Let's see … where was I? Oh yes. I had just finished tucking up a good amount of length between crotch and knee on the Burda WOF pants muslin.
I've now made that alteration to my pattern pieces and have cut the good fabric. As I mentioned on Sunday, I knew that my extended calves were playing a part in this fitting conundrum. As I was slicing and dicing my pattern pieces, this was confirmed. What that crotch-to-knee tuck actually did was to bring up a wider section of the pants leg to calf level. So, it's not really the length that was the culprit; it was a matter of putting the required width at the proper level. Well, in theory at the moment, because I'm still sewing the pants.
Sunday night, I went to bed with some of my fitting books to re-read any info on alterations for full inner thighs and/or knock knees (FiT/KK). (Both body types display the same rear X wrinkles.) In my pile were:
Fitting Finesse (Zieman)
Fantastic Fit for Every Body (Grigg Hazen)
Fast Fit (Betzina)
Sewing Pants That Fit (Singer Reference Library)
The Perfect Fit (Singer Reference Library)
Pants and Skirts Fit for Your Shape (Minott)
Fitting Finesse had nothing. Zero. There is some basic info for full thighs, but nothing specific for full *inner* thighs or KK (or bowed legs, which is the direct fitting opposite of KK).
Fantastic Fit for Every Body was another miss. It usually is. I really don't know why I hang on to this book. I've never once used anything from it and some of the advice is just plain wrong, IMO. But I digress.
Fast Fit does address the FiT/KK issue:
(Click on all the photos for bigger, clear versions.)
With the Fast Fit method for KK, I would still have to add width between crotch and knee because my issue is actually FiT, not KK. FiTs still need more width than what you get with this alteration alone. There is another section in this book which illustrates how to achieve that extra width by adding to the inseams, with the length of the addition dependent on how full the thighs are. After that, I would still have to re-establish a vertical grainline, because as you should be able to see, the alteration below angles the original grain outward.

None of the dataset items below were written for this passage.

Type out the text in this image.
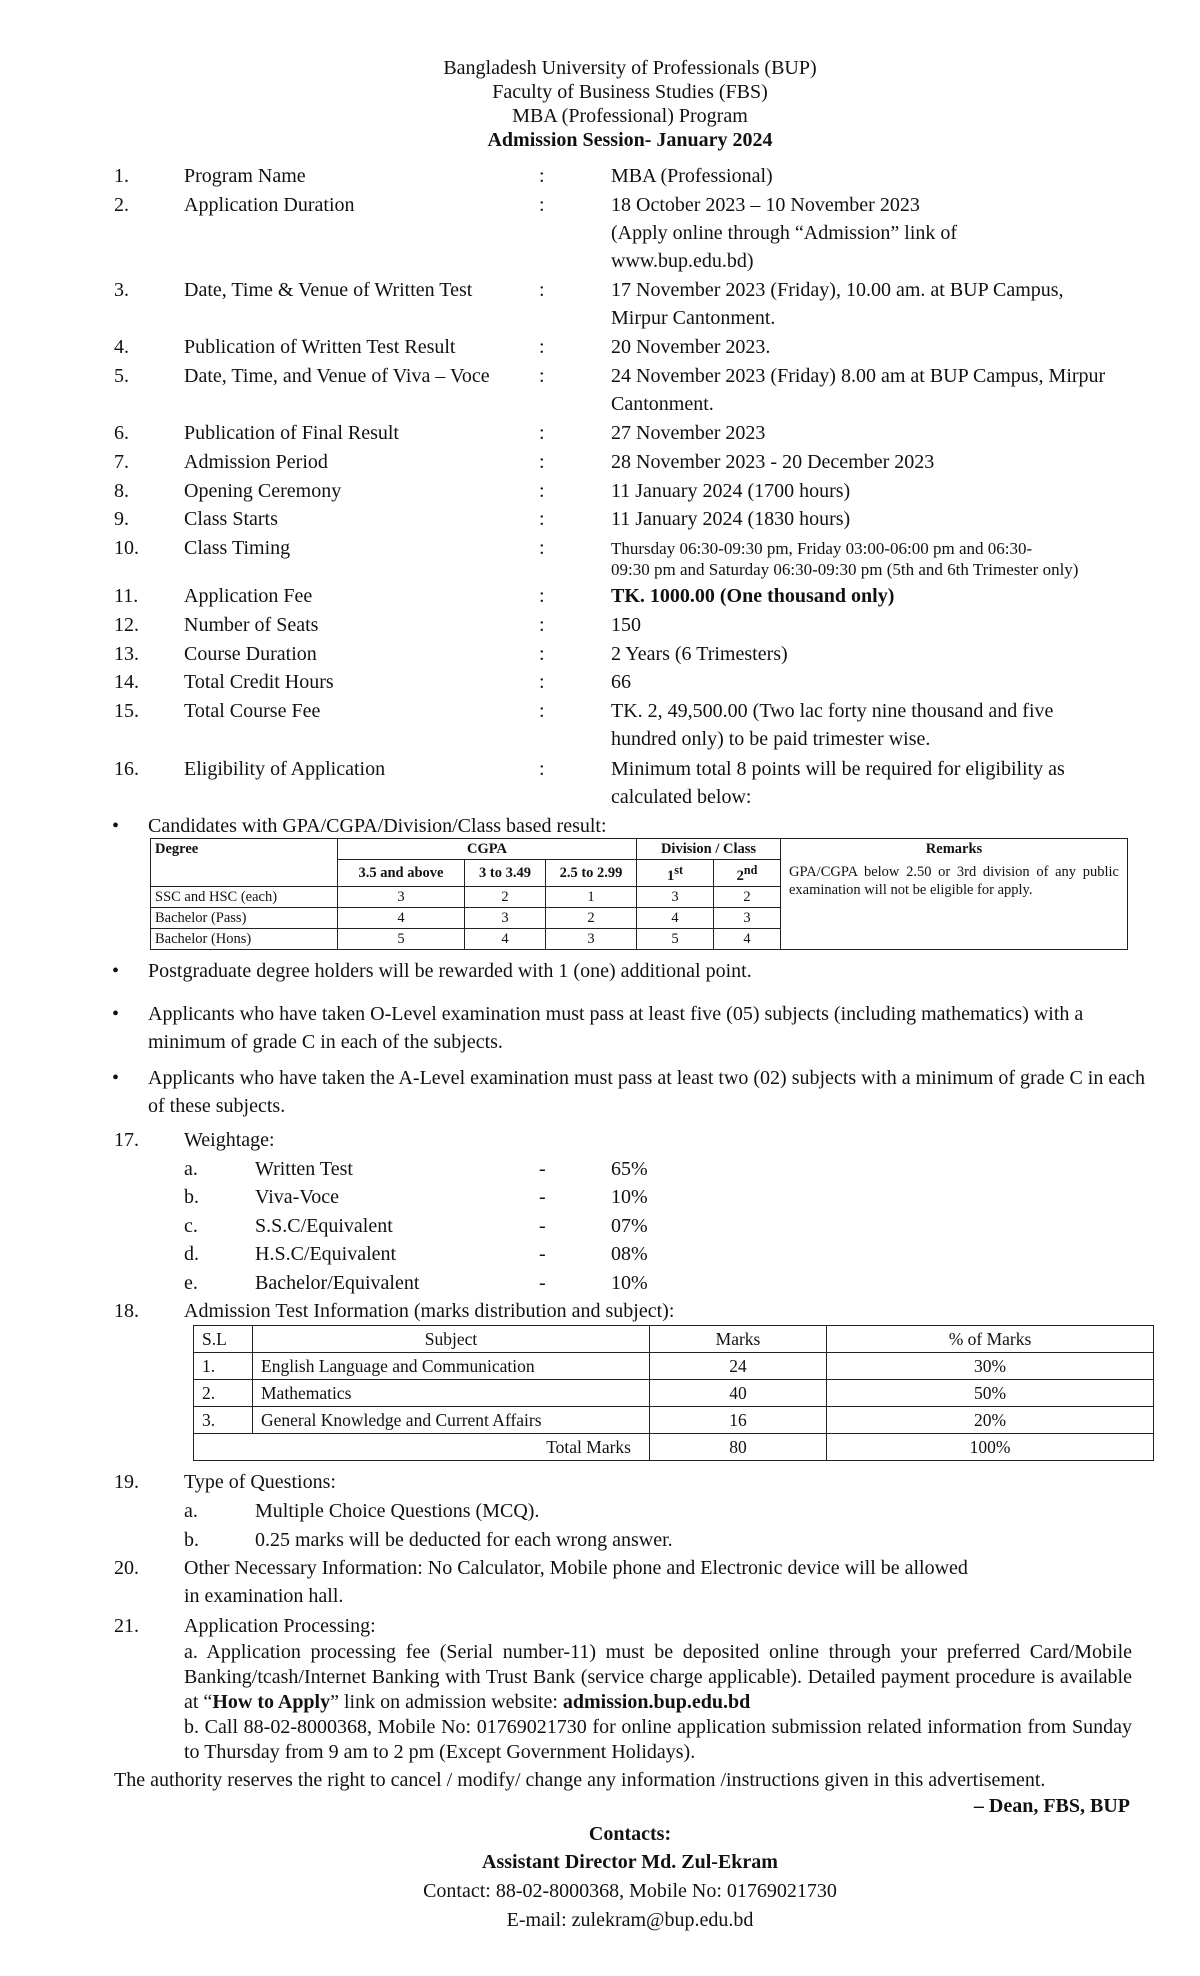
Bangladesh University of Professionals (BUP)
Faculty of Business Studies (FBS)
MBA (Professional) Program
Admission Session- January 2024
1.	Program Name	:	MBA (Professional)
2.	Application Duration	:	18 October 2023 – 10 November 2023
(Apply online through “Admission” link of
www.bup.edu.bd)
3.	Date, Time & Venue of Written Test	:	17 November 2023 (Friday), 10.00 am. at BUP Campus,
Mirpur Cantonment.
4.	Publication of Written Test Result	:	20 November 2023.
5.	Date, Time, and Venue of Viva – Voce	:	24 November 2023 (Friday) 8.00 am at BUP Campus, Mirpur
Cantonment.
6.	Publication of Final Result	:	27 November 2023
7.	Admission Period	:	28 November 2023 - 20 December 2023
8.	Opening Ceremony	:	11 January 2024 (1700 hours)
9.	Class Starts	:	11 January 2024 (1830 hours)
10.	Class Timing	:	Thursday 06:30-09:30 pm, Friday 03:00-06:00 pm and 06:30-
09:30 pm and Saturday 06:30-09:30 pm (5th and 6th Trimester only)
11.	Application Fee	:	TK. 1000.00 (One thousand only)
12.	Number of Seats	:	150
13.	Course Duration	:	2 Years (6 Trimesters)
14.	Total Credit Hours	:	66
15.	Total Course Fee	:	TK. 2, 49,500.00 (Two lac forty nine thousand and five
hundred only) to be paid trimester wise.
16.	Eligibility of Application	:	Minimum total 8 points will be required for eligibility as
calculated below:
• Candidates with GPA/CGPA/Division/Class based result:
Degree	CGPA			Division / Class		Remarks
	3.5 and above	3 to 3.49	2.5 to 2.99	1st	2nd	GPA/CGPA below 2.50 or 3rd division of any public examination will not be eligible for apply.
SSC and HSC (each)	3	2	1	3	2	
Bachelor (Pass)	4	3	2	4	3	
Bachelor (Hons)	5	4	3	5	4	
• Postgraduate degree holders will be rewarded with 1 (one) additional point.
• Applicants who have taken O-Level examination must pass at least five (05) subjects (including mathematics) with a minimum of grade C in each of the subjects.
• Applicants who have taken the A-Level examination must pass at least two (02) subjects with a minimum of grade C in each of these subjects.
17.	Weightage:
a.	Written Test	-	65%
b.	Viva-Voce	-	10%
c.	S.S.C/Equivalent	-	07%
d.	H.S.C/Equivalent	-	08%
e.	Bachelor/Equivalent	-	10%
18.	Admission Test Information (marks distribution and subject):
S.L	Subject	Marks	% of Marks
1.	English Language and Communication	24	30%
2.	Mathematics	40	50%
3.	General Knowledge and Current Affairs	16	20%
Total Marks		80	100%
19.	Type of Questions:
a.	Multiple Choice Questions (MCQ).
b.	0.25 marks will be deducted for each wrong answer.
20.	Other Necessary Information: No Calculator, Mobile phone and Electronic device will be allowed
in examination hall.
21.	Application Processing:
a. Application processing fee (Serial number-11) must be deposited online through your preferred Card/Mobile Banking/tcash/Internet Banking with Trust Bank (service charge applicable). Detailed payment procedure is available at “How to Apply” link on admission website: admission.bup.edu.bd
b. Call 88-02-8000368, Mobile No: 01769021730 for online application submission related information from Sunday to Thursday from 9 am to 2 pm (Except Government Holidays).
The authority reserves the right to cancel / modify/ change any information /instructions given in this advertisement.
– Dean, FBS, BUP
Contacts:
Assistant Director Md. Zul-Ekram
Contact: 88-02-8000368, Mobile No: 01769021730
E-mail: zulekram@bup.edu.bd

I know the Fast Fit method works, as it's the basis for my previous X-wrinkles alteration, here. But I'm fickle, and curious, so I wanted to try something different. ;-)
An Anonymous commenter mentioned that I should buy the Singer books instead of the "expensive" Minott books because the Minott info is also in the Singer books. Well, first, I already have both Singer and Minott so acquisition/price isn't an issue. But, the main point of my response to this comment is that while the FiT/KK Singer alteration starts like Minott, the end result is different.
Both methods start out by slashing the pattern at the knee and sliding the knee-to-ankle section toward the inseam, as in this section from Minott:
In Sewing Pants That Fit, you are never instructed how to true the seamlines after the slash/slide (oops). In The Perfect Fit, this is the illustration and instructional text for truing the seamlines to finish the adjustment:
It's an at-first-glance subtle difference between Singer and Minott, but upon further inspection the difference is really quite significant. With the Minott method, the entire leg is shifted toward the center of the body, with the overall width of the pant leg remaining virtually unchanged. This is what I want, pants that have the same cut as the original pattern but which have been adjusted to follow the shape/slant of my leg.
The Singer method starts out OK, but the way you are instructed to true up the outseam gaps left after sliding the lower section toward the middle gives you pants that are still centered on the "perfect" leg exactly as before but now they're also wider.
Minott trues the outseam from the bottom up. Singer trues from the top down. It makes a difference.
So now I'm going to go back to the sewing room and work on finishing those pants to see if my thinking works in practice as well as theory.